WHEREAS,       Boston Public Schools have instituted a standardized mental health screening survey given to students[9], and

WHEREAS,       a Colorado school district that instituted standardized mental health screenings increased the amount of students receiving counseling from 29 to 150 students (9), and

WHEREAS,       the National Alliance on Mental Illness strongly supports early mental health screening in pediatric practices and public schools (2), and

WHEREAS,       the American Medical Association recognizes the importance of involving schools in mental health screenings and treatment services of children and adolescents[10], therefore be it

RESOLVED,     that MSV supports research efforts to determine the efficacy of mental health screenings in Virginia public schools, and be it further

RESOLVED,     that MSV supports the development of standardized mental health programs that provide mental health screening and treatment services to students in Virginia public schools.


[1] Siceloff, E. R., Bradley, J.W., Flory, K. (2017). Universal Behavioral/Emotional Health Screening in Schools: Overview and Feasibility. Report on Emotional and Behavioral Disorders in Youth, 17(2), 32.

[2] (2019). Mental Health Screening. [online] Available at: [Accessed 28 Aug. 2019].

[3]  Miller, J. E. (2014). The Need for Early Mental Health Screening and Intervention Across the Lifespan Alexandria, VA: American Mental Health Counselors Association. The Advancement for Clinical Practice Committee of the American Mental Health

[4] Sacchet, M.D. et. al. (2016). Large-Scale Hypoconnectivity Between Resting-State Functional Networks in Unmedicated Adolescent Major Depressive Disorder. Neuropsychopharmacology. 41(12), 2951-2960.

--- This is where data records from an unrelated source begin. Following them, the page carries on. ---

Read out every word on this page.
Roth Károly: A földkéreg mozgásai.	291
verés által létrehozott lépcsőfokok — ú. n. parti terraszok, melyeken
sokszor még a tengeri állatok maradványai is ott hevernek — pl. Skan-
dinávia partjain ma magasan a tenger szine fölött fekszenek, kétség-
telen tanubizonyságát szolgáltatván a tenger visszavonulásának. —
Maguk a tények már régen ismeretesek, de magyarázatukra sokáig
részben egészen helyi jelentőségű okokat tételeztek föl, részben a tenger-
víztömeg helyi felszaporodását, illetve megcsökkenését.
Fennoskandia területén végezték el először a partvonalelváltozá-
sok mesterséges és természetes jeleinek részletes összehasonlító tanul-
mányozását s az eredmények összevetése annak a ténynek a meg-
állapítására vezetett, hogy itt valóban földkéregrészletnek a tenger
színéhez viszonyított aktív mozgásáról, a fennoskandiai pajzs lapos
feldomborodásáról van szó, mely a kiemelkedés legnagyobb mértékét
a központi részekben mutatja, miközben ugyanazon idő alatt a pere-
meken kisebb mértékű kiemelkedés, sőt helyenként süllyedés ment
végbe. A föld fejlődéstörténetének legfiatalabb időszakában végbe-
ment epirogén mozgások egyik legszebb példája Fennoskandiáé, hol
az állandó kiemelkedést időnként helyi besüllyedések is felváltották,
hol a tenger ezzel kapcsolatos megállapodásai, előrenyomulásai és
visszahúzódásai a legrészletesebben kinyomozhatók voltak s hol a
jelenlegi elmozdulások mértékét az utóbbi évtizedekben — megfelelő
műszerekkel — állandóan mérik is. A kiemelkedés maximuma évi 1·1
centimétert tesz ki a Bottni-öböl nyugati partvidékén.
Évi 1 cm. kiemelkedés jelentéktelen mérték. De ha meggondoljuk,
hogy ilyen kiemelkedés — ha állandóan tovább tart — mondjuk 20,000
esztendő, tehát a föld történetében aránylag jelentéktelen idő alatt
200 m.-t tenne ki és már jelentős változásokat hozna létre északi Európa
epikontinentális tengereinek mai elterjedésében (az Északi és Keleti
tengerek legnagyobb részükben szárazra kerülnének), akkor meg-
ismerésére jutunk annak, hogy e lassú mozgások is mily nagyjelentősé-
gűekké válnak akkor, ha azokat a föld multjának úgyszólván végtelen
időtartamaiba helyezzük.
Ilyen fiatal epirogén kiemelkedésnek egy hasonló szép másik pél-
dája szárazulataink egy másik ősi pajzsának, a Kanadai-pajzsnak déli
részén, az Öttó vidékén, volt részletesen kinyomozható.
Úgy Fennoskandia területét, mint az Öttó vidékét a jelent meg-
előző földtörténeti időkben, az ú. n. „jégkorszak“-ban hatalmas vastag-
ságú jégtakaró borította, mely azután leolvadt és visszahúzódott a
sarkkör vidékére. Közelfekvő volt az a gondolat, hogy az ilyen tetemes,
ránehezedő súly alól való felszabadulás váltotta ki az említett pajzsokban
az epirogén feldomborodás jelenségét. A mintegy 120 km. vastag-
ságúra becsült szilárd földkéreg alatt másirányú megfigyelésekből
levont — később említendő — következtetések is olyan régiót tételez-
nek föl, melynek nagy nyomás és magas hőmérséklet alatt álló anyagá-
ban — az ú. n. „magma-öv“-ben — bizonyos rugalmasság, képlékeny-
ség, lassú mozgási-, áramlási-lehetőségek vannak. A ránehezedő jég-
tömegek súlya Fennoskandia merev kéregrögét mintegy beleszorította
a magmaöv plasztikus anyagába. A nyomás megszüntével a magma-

[5] American Academy of Pediatrics. (2019). Mental Health Screening and Assessment Tools for Primary Care. Accessed August 28, 2019.

[6] House Joint Resolution No. 586. Accessed Aug 28, 2019.

[7] SB 1195 School-based health centers; Va’s Children’s Cabinet shall establish joint task force. Accessed Aug 28, 2019.

[8] Public Act 099-0927, SB0565 Enrolled. Accessed Aug 28, 2019.

[9] Schimke, A. (2019). ‘It’s OK to not be OK’: How one high school saved lives with a 34-question survey. [online] Chalkbeat. Available at: [Accessed 28 Aug. 2019].

[10] H-345.977 Improving Pediatric Mental Health Screening | AMA. Accessed August 28, 2019.